We can plot the average heights per group.
```{r}
#| label: groups-plot
library(marginaleffects)
draws <- model_index %>%
predictions(newdata = tibble(sex = c("male", "female"))) %>%
posterior_draws()
```
## Calculating a difference score
In the previous section I've argued that we should use index coding so that we can more easily think about, and see the results, of the priors about the two groups. I realize, though, that we are often still interested in the difference between the groups. This is easy to obtain, though. We can simply take the posterior samples from each group and subtract them from each other.
In the code below I extract the draws of each parameter (`b_sexfemale` and `b_sexmale`) and calculate the difference score. I then extract the draws of the difference score and calculate the median and quartile interval.
```{r}
#| label: difference-score
model_index %>%
spread_draws(b_sexfemale, b_sexmale) %>%
mutate(difference = b_sexmale - b_sexfemale) %>%
pull(difference) %>%
median_qi()
```
Alternatively, we can also plot it as a distribution.
```{r}
#| label: difference-score-plot
#| warning: false
draws <- model_index %>%
spread_draws(b_sexfemale, b_sexmale) %>%
mutate(difference = b_sexmale - b_sexfemale)
ggplot(draws, aes(x = difference)) +
geom_histogram(fill = color) +
labs(x = "Difference", y = "")
```
## Summary
Just like running a correlation, testing a group difference consists of running a simple regression.

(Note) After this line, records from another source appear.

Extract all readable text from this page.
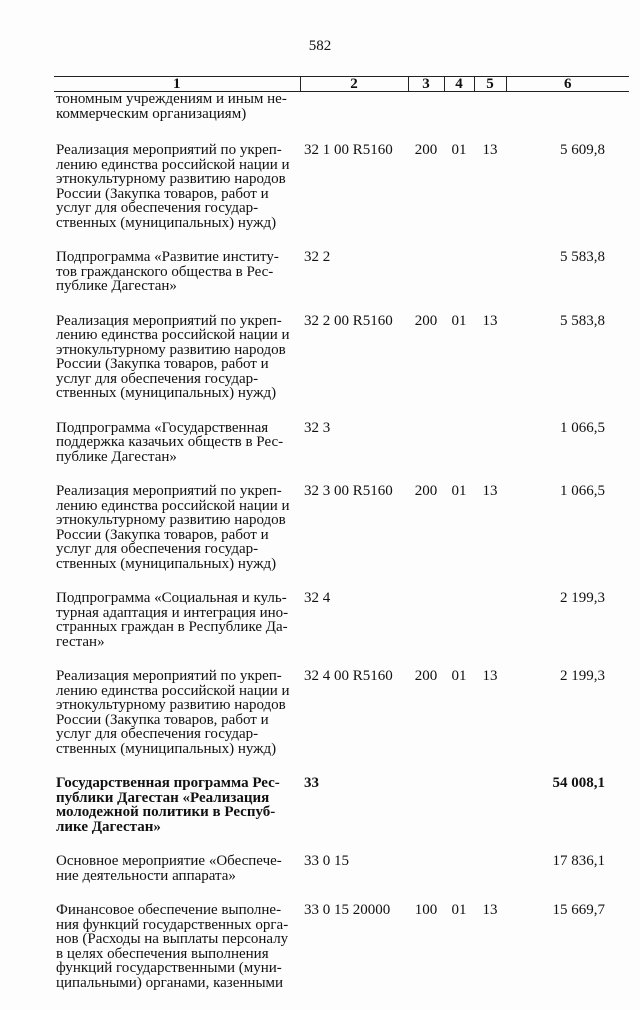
582
1	2	3	4	5	6
тономным учреждениям и иным не-коммерческим организациям)					
Реализация мероприятий по укреп-лению единства российской нации и этнокультурному развитию народов России (Закупка товаров, работ и услуг для обеспечения государ-ственных (муниципальных) нужд)	32 1 00 R5160	200	01	13	5 609,8
Подпрограмма «Развитие институ-тов гражданского общества в Рес-публике Дагестан»	32 2				5 583,8
Реализация мероприятий по укреп-лению единства российской нации и этнокультурному развитию народов России (Закупка товаров, работ и услуг для обеспечения государ-ственных (муниципальных) нужд)	32 2 00 R5160	200	01	13	5 583,8
Подпрограмма «Государственная поддержка казачьих обществ в Рес-публике Дагестан»	32 3				1 066,5
Реализация мероприятий по укреп-лению единства российской нации и этнокультурному развитию народов России (Закупка товаров, работ и услуг для обеспечения государ-ственных (муниципальных) нужд)	32 3 00 R5160	200	01	13	1 066,5
Подпрограмма «Социальная и куль-турная адаптация и интеграция ино-странных граждан в Республике Да-гестан»	32 4				2 199,3
Реализация мероприятий по укреп-лению единства российской нации и этнокультурному развитию народов России (Закупка товаров, работ и услуг для обеспечения государ-ственных (муниципальных) нужд)	32 4 00 R5160	200	01	13	2 199,3
Государственная программа Рес-публики Дагестан «Реализация молодежной политики в Респуб-лике Дагестан»	33				54 008,1
Основное мероприятие «Обеспече-ние деятельности аппарата»	33 0 15				17 836,1
Финансовое обеспечение выполне-ния функций государственных орга-нов (Расходы на выплаты персоналу в целях обеспечения выполнения функций государственными (муни-ципальными) органами, казенными	33 0 15 20000	100	01	13	15 669,7
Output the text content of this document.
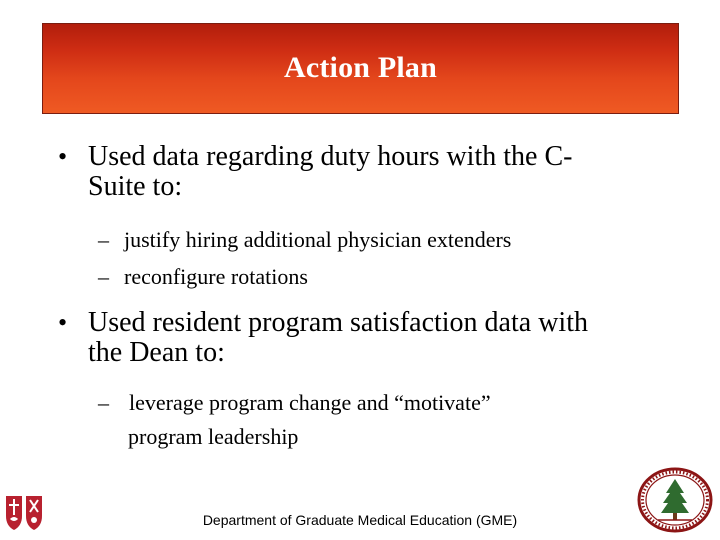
Action Plan
• Used data regarding duty hours with the C-
Suite to:
– justify hiring additional physician extenders
– reconfigure rotations
• Used resident program satisfaction data with
the Dean to:
– leverage program change and “motivate”
program leadership
Department of Graduate Medical Education (GME)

However, having groups as a predictor means the regression is not so simple after all. You have to think more carefully about what the priors mean (particularly the intercept) and you have to deal with greater uncertainty for some estimates, depending on how you code the group predictor. I've shown that explicitly including the intercept and using index coding makes thinking about this scenario a bit easier.